Взгляд Лады холодный и какой-то слишком пристальный. Чересчур назойливо елозят ее глаза по мощным, вздувающимся буграми мышц, плечам Августа. Заметив, как мечтательно растягиваются красные губы, гарпия нахохлилась.
Слюдяные оконца перестали пропускать свет, несколько молодых женщин в сарафанах в пол зажгли свечи, с ярким, ровным светом. Сразу стало по-домашнему уютней и как будто теплее.
В трактир начала стекаться публика. Аэлло отметила, что гости – в основном мужчины. В не расшитых камизах. Те, которые женаты, дома сидят, берегут свои сокровища, подумалось Аэлло.
Гарпия заметила, что все как будто ждут чего-то, рыскают голодными глазами по залу, поглядывая на лестницу.
Чего они ждут? – подумала Аэлло.
И вскоре узнала, чего. Точнее, кого.
На мгновение разговоры стихли, затем раздался свист и восторженный гул.
Перестав жевать, пить из пузатых ледяных кружек, пялиться на снующих с подносами румяных подавальщиц, все присутствующие обернули головы к лестнице.
Аэлло тоже взглянула на лестницу, и у нее даже дыхание перехватило. Краем глаза гарпия отметила, что и Август жевать перестал и салфеткой вместо губ лоб вытер.
Девушка на лестнице словно сошла с небесного полотна.
Гладкие, как шелк, волосы струятся золотистым покрывалом чуть не до колен. Высокий лоб украшен красно-белым узорчатым очельем, золотые монеты и гроздья красных бусин спускаются на виски.

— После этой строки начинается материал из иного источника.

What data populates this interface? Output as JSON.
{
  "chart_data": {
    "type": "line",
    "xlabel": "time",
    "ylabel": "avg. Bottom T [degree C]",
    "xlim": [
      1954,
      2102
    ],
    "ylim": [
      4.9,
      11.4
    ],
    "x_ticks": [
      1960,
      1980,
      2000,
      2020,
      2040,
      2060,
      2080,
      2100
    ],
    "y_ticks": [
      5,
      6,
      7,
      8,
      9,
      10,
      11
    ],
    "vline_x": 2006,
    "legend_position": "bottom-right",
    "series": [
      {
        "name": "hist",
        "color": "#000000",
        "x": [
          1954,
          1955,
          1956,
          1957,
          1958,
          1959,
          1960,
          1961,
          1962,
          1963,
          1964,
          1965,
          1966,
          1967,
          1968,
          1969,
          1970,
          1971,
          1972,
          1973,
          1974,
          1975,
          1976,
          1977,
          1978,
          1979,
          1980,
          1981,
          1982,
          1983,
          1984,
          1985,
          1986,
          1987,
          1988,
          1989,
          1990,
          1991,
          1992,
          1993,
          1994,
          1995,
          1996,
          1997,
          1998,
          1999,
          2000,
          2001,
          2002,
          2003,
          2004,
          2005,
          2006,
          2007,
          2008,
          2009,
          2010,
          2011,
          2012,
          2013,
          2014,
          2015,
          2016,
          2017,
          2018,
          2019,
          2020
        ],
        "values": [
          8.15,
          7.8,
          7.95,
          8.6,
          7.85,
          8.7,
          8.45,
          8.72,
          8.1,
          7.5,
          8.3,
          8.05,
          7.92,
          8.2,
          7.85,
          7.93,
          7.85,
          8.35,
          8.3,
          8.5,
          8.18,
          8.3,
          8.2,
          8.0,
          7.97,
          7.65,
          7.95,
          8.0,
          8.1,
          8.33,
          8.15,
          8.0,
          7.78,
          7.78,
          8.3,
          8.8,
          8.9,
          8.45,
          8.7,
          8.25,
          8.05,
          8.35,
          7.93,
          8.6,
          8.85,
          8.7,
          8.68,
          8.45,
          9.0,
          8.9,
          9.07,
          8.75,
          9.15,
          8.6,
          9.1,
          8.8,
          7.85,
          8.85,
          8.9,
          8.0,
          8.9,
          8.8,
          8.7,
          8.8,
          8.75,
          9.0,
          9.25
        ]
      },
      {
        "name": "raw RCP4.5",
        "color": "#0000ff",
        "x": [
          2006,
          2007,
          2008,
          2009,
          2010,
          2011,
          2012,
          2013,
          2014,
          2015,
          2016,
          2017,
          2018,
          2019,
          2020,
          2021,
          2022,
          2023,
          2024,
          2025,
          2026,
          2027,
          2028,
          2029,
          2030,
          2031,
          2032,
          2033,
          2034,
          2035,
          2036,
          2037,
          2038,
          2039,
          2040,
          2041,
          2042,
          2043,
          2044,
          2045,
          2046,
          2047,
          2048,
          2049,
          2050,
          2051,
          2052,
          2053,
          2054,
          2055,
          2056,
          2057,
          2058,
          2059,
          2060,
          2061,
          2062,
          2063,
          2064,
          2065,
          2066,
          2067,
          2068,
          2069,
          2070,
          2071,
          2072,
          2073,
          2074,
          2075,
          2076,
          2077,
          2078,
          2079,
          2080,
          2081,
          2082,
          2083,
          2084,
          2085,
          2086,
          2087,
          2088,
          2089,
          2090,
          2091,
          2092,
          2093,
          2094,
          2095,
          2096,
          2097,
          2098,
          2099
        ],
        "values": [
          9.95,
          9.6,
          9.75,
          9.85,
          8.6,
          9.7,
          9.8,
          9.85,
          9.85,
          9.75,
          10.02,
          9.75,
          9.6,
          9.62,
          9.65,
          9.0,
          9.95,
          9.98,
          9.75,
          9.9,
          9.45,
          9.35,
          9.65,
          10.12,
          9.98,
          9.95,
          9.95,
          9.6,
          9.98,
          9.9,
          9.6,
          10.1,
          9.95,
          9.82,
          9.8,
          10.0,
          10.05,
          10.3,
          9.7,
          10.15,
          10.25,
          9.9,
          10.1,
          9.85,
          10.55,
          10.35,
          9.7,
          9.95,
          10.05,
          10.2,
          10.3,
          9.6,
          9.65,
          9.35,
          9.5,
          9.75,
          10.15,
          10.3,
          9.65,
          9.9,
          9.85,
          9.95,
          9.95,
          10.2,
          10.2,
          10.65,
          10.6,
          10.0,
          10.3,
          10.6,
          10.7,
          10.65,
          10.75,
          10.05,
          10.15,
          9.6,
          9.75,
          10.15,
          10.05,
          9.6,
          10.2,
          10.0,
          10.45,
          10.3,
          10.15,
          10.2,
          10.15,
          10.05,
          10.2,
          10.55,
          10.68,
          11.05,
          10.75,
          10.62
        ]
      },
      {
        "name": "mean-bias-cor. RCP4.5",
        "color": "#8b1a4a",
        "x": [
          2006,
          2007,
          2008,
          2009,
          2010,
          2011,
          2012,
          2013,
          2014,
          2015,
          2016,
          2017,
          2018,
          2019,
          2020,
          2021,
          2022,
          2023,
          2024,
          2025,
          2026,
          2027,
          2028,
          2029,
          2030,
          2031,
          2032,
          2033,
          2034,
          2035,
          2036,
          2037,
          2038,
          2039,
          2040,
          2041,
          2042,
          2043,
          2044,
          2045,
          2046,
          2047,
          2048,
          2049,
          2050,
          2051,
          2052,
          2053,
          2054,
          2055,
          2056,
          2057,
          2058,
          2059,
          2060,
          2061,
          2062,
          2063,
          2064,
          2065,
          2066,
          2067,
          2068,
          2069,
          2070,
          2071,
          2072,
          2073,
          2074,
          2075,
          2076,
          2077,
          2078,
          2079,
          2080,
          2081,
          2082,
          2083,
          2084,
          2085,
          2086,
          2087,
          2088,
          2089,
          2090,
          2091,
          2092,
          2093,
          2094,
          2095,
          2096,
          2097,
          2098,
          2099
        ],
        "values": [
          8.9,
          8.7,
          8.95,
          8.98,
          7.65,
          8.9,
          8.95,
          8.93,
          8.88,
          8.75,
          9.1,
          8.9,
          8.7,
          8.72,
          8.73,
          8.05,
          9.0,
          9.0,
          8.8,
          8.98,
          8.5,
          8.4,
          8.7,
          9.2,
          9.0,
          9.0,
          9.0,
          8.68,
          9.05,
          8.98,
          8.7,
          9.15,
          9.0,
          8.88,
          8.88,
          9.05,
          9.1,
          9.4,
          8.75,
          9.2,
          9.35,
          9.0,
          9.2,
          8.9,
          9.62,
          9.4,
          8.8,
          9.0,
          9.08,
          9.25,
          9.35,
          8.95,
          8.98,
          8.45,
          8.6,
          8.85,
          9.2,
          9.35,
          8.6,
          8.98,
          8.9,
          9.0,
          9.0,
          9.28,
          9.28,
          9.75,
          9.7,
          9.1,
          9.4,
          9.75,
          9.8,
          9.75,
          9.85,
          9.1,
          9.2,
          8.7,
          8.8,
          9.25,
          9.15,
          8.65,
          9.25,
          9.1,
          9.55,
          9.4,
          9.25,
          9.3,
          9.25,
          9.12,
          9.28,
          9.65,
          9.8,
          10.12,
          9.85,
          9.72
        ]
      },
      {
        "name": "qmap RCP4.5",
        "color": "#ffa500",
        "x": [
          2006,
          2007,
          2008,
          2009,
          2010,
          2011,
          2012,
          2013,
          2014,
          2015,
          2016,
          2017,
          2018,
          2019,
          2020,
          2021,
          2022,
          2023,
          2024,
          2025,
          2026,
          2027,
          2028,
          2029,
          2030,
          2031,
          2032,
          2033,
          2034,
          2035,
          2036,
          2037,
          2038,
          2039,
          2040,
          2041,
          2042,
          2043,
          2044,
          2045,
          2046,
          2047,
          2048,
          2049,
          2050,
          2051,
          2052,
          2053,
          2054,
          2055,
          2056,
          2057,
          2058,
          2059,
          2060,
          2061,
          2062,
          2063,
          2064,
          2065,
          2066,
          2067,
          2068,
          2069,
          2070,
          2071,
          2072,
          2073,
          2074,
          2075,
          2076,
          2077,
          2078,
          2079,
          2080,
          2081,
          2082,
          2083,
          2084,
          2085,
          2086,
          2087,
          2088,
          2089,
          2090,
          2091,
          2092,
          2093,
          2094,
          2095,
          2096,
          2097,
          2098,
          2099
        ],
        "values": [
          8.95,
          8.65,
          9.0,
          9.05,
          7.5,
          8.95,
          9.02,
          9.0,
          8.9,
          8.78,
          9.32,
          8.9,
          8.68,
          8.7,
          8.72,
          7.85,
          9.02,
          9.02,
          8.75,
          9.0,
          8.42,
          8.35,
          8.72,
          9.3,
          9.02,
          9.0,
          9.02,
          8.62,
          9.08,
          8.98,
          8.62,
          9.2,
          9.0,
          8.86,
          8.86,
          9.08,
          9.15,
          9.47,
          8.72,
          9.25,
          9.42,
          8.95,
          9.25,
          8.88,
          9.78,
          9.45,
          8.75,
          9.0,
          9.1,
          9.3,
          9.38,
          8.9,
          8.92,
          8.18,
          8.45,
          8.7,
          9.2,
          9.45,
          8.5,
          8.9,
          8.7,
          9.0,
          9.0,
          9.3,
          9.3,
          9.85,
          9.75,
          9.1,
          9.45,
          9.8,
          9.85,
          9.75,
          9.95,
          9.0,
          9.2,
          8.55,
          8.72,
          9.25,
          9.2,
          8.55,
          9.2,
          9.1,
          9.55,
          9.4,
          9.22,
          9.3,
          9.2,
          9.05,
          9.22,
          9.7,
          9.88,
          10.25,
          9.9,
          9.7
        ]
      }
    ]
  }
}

Лицо белое, маленький нос задорно торчит вверх, на губках бантиком красная краска. Хороши и глаза – голубые, в длинных ресницах, пронзительные, почти русалочьи. Красный сарафан с золотыми птицами с трудом сдерживает полную грудь, под ним белая камиза. Лебединую шею обнимает ожерелье из золотых монет.
Красавица вздрогнула, замерла, словно не ожидала увидеть в вечернее время полный зал посетителей, красные губы растеряно расползлись в улыбке. С видом радушной хозяйки она принялась медленно, чеканя каждый шаг, спускаться по широким ступеням.
Насытилась вздохами и охами, ревниво подумала гарпия. И ведь идет, как плывет, даже смотреть противно.
Хозяйка, Лада, всплеснула полными руками, кинулась к лестнице, причитая.
– Доченька, моя, кровинушка, Насьюшка моя ненаглядная!
– Здравствуйте, матушка, – тихо и мелодично, так, что Аэлло даже скривилась, почти пропела краса.
– Не бережешь себя, моя родненькая, чай умаялась весь день-то за рукоделием! – продолжила причитать Лада, с укоризненным умилением глядя на дочь.
Та в ответ взяла руки матери в свои, ласково проворковала:
– Как же, матушка, ведь ждут вышивку-то к праздникам…
Веки красавицы немного припухшие, что очень ей идет, лицо свежее, отдохнувшее. Аэлло заподозрила, что Насьюшка весь день почивала, от чего и умаялась.